Людмила Гурченко (Кичин) - страница 145

И опять-таки Гурченко не была бы собою, если бы не попыталась все это выразить через музыку. В галерею «женщин, которые ждут», вошла лирическая героиня ее телевизионного обозрения «Любимые песни».

На первый взгляд это было песенное шоу, проникнутое ностальгией по мелодиям 50–60-х годов. На экране возникал старый городской сад, совсем настоящий, с решеткой, увитой плющом, с рукописной афишей только что вышедшего фильма «Девушка без адреса», с объявлением о бальных танцах, с каруселью и цветными лошадками, с раковинкой для концертов, с цветными фонариками и даже тележкой, с каких продавали советскую предшественницу пепси-колы – щипавшую горло газировку с сиропом.

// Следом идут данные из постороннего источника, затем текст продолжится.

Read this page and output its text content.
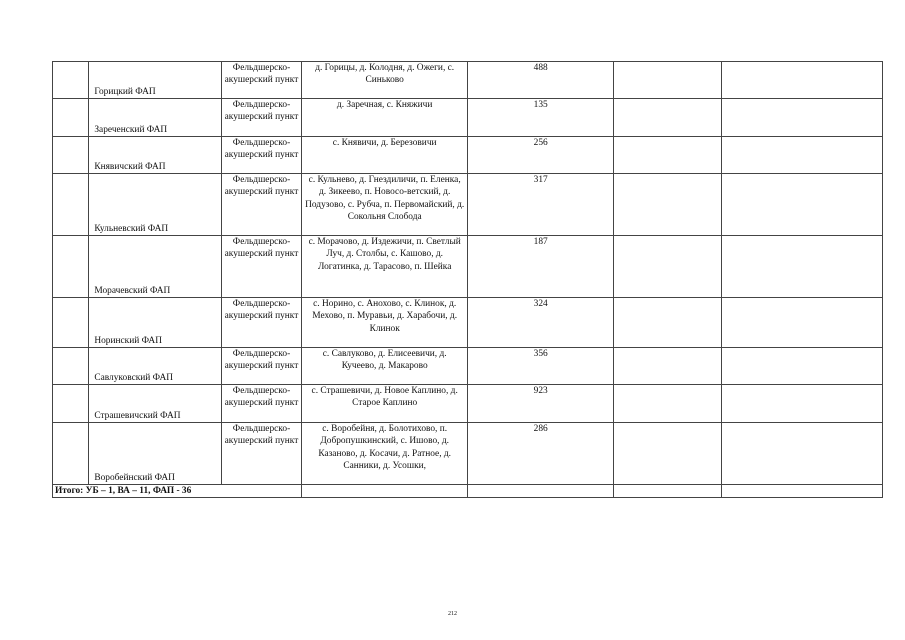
	Горицкий ФАП	Фельдшерско-акушерский пункт	д. Горицы, д. Колодня, д. Ожеги, с. Синьково	488		
	Зареченский ФАП	Фельдшерско-акушерский пункт	д. Заречная, с. Княжичи	135		
	Княвичский ФАП	Фельдшерско-акушерский пункт	с. Княвичи, д. Березовичи	256		
	Кульневский ФАП	Фельдшерско-акушерский пункт	с. Кульнево, д. Гнездиличи, п. Еленка, д. Зикеево, п. Новосо-ветский, д. Подузово, с. Рубча, п. Первомайский, д. Сокольня Слобода	317		
	Морачевский ФАП	Фельдшерско-акушерский пункт	с. Морачово, д. Издежичи, п. Светлый Луч, д. Столбы, с. Кашово, д. Логатинка, д. Тарасово, п. Шейка	187		
	Норинский ФАП	Фельдшерско-акушерский пункт	с. Норино, с. Анохово, с. Клинок, д. Мехово, п. Муравьи, д. Харабочи, д. Клинок	324		
	Савлуковский ФАП	Фельдшерско-акушерский пункт	с. Савлуково, д. Елисеевичи, д. Кучеево, д. Макарово	356		
	Страшевичский ФАП	Фельдшерско-акушерский пункт	с. Страшевичи, д. Новое Каплино, д. Старое Каплино	923		
	Воробейнский ФАП	Фельдшерско-акушерский пункт	с. Воробейня, д. Болотихово, п. Добропушкинский, с. Ишово, д. Казаново, д. Косачи, д. Ратное, д. Санники, д. Усошки,	286		
Итого: УБ – 1, ВА – 11, ФАП - 36						
212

В этом антураже Гурченко пела дорогое, но полузабытое: «Московские окна», «Тишина за Рогожской заставою», «В городском саду играет духовой оркестр…», «Одинокая гармонь», «Сядь со мною рядом, рассказать мне надо…», «Мне бесконечно жаль», «Дай мне руку, моя недотрога…», «На карнавале под сенью ночи вы мне шептали: люблю вас очень…». Как и в «Песнях войны», Люся эти песни отбирала без излишнего пуризма – сердцем и памятью. Ее заботил не художественный уровень – хотелось вернуть время.

Объясняла свои намерения: хочу спеть то, чего в свое время спеть не успела.

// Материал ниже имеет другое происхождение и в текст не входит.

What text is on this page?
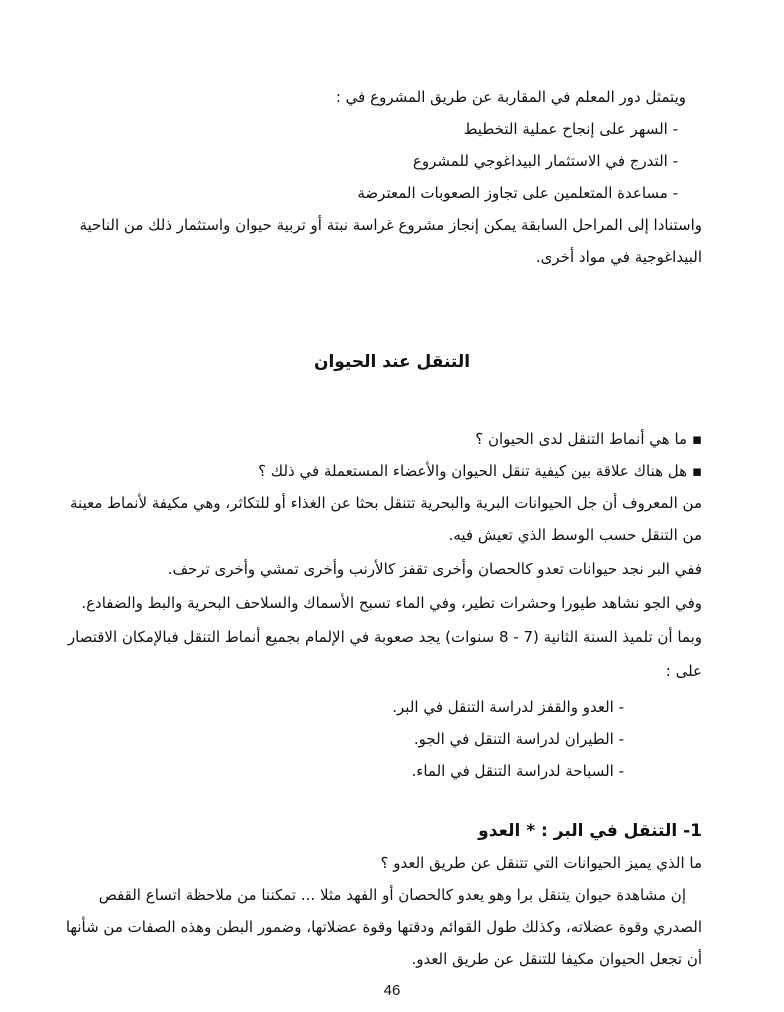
ويتمثل دور المعلم في المقاربة عن طريق المشروع في :
- السهر على إنجاح عملية التخطيط
- التدرج في الاستثمار البيداغوجي للمشروع
- مساعدة المتعلمين على تجاوز الصعوبات المعترضة
واستنادا إلى المراحل السابقة يمكن إنجاز مشروع غراسة نبتة أو تربية حيوان واستثمار ذلك من الناحية
البيداغوجية في مواد أخرى.
التنقل عند الحيوان
▪ ما هي أنماط التنقل لدى الحيوان ؟
▪ هل هناك علاقة بين كيفية تنقل الحيوان والأعضاء المستعملة في ذلك ؟
من المعروف أن جل الحيوانات البرية والبحرية تتنقل بحثا عن الغذاء أو للتكاثر، وهي مكيفة لأنماط معينة
من التنقل حسب الوسط الذي تعيش فيه.
ففي البر نجد حيوانات تعدو كالحصان وأخرى تقفز كالأرنب وأخرى تمشي وأخرى ترحف.
وفي الجو نشاهد طيورا وحشرات تطير، وفي الماء تسبح الأسماك والسلاحف البحرية والبط والضفادع.
وبما أن تلميذ السنة الثانية (7 - 8 سنوات) يجد صعوبة في الإلمام بجميع أنماط التنقل فبالإمكان الاقتصار
على :
- العدو والقفز لدراسة التنقل في البر.
- الطيران لدراسة التنقل في الجو.
- السباحة لدراسة التنقل في الماء.
1- التنقل في البر : * العدو
ما الذي يميز الحيوانات التي تتنقل عن طريق العدو ؟
إن مشاهدة حيوان يتنقل برا وهو يعدو كالحصان أو الفهد مثلا ... تمكننا من ملاحظة اتساع القفص
الصدري وقوة عضلاته، وكذلك طول القوائم ودقتها وقوة عضلاتها، وضمور البطن وهذه الصفات من شأنها
أن تجعل الحيوان مكيفا للتنقل عن طريق العدو.
46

С удовольствием обдумывала костюмы, точно такие, какие носили тогда. Плечики по моде 50-х, прически. Даже пластика. Наблюдая за нею на съемках, я сделал поразительное открытие: ведь тогда не только одевались, но и ходили иначе. Женщины спину иначе держали – чуть больше излом, кокетства чуть больше. Мы живем и не замечаем, что ушло. Актриса помнит. Чтобы возродить время, ей достаточно чуть изменить походку.

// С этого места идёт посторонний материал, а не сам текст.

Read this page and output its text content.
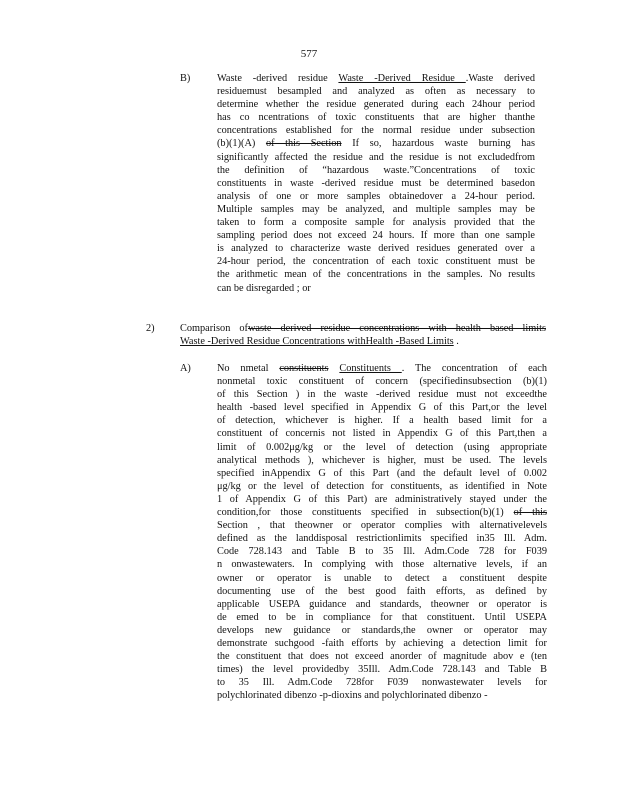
577
B)	Waste -derived residue Waste -Derived Residue .Waste derived
residuemust besampled and analyzed as often as necessary to
determine whether the residue generated during each 24hour period
has co ncentrations of toxic constituents that are higher thanthe
concentrations established for the normal residue under subsection
(b)(1)(A) of this Section If so, hazardous waste burning has
significantly affected the residue and the residue is not excludedfrom
the definition of “hazardous waste.”Concentrations of toxic
constituents in waste -derived residue must be determined basedon
analysis of one or more samples obtainedover a 24-hour period.
Multiple samples may be analyzed, and multiple samples may be
taken to form a composite sample for analysis provided that the
sampling period does not exceed 24 hours. If more than one sample
is analyzed to characterize waste derived residues generated over a
24-hour period, the concentration of each toxic constituent must be
the arithmetic mean of the concentrations in the samples. No results
can be disregarded ; or
2) Comparison ofwaste derived residue concentrations with health based limits
Waste -Derived Residue Concentrations withHealth -Based Limits .
A)	No nmetal constituents Constituents . The concentration of each
nonmetal toxic constituent of concern (specifiedinsubsection (b)(1)
of this Section ) in the waste -derived residue must not exceedthe
health -based level specified in Appendix G of this Part,or the level
of detection, whichever is higher. If a health based limit for a
constituent of concernis not listed in Appendix G of this Part,then a
limit of 0.002μg/kg or the level of detection (using appropriate
analytical methods ), whichever is higher, must be used. The levels
specified inAppendix G of this Part (and the default level of 0.002
μg/kg or the level of detection for constituents, as identified in Note
1 of Appendix G of this Part) are administratively stayed under the
condition,for those constituents specified in subsection(b)(1) of this
Section , that theowner or operator complies with alternativelevels
defined as the landdisposal restrictionlimits specified in35 Ill. Adm.
Code 728.143 and Table B to 35 Ill. Adm.Code 728 for F039
n onwastewaters. In complying with those alternative levels, if an
owner or operator is unable to detect a constituent despite
documenting use of the best good faith efforts, as defined by
applicable USEPA guidance and standards, theowner or operator is
de emed to be in compliance for that constituent. Until USEPA
develops new guidance or standards,the owner or operator may
demonstrate suchgood -faith efforts by achieving a detection limit for
the constituent that does not exceed anorder of magnitude abov e (ten
times) the level providedby 35Ill. Adm.Code 728.143 and Table B
to 35 Ill. Adm.Code 728for F039 nonwastewater levels for
polychlorinated dibenzo -p-dioxins and polychlorinated dibenzo -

Гурченко входила в телевизионный павильон, как в пятидесятые, в свою юность. Была другой, совсем другой. Нежной, воздушной, невероятно молодой. Она боялась в себе это расплескать и в перерыве между съемками все равно говорила тихо и нежно, и было это так поразительно, что хотелось спросить: как вы себя чувствуете? Такую хрупкость она несла в себе.

Ретро-стиль поддерживали и режиссер с оператором. Снимали лунный профиль на контражуре – как в романтическом кино тех лет. Евгений Гинзбург в этой работе доверился актрисе полностью, да и нельзя было иначе: она тут автор, это ее фильм.

Но «воскресить время» – еще не вся задача. Гурченко хотела в песнях сыграть судьбу. Путь от надежды к разочарованиям, первым ударам, новым надеждам, к отчаянию, к ожесточению, к мудрости. Мы встречали лирическую героиню фильма беззаботно порхающей вдоль садовых скамеек «в этом белом платьице…». Потом каскад песен сменялся длинными музыкальными интерлюдиями-размышлениями. Героиня взрослела. Старела. Сурово разглядывала себя в зеркальце. Потом сбрасывала с себя эту липкую хандру, как наваждение: «Когда проходит молодость, еще сильнее любится!»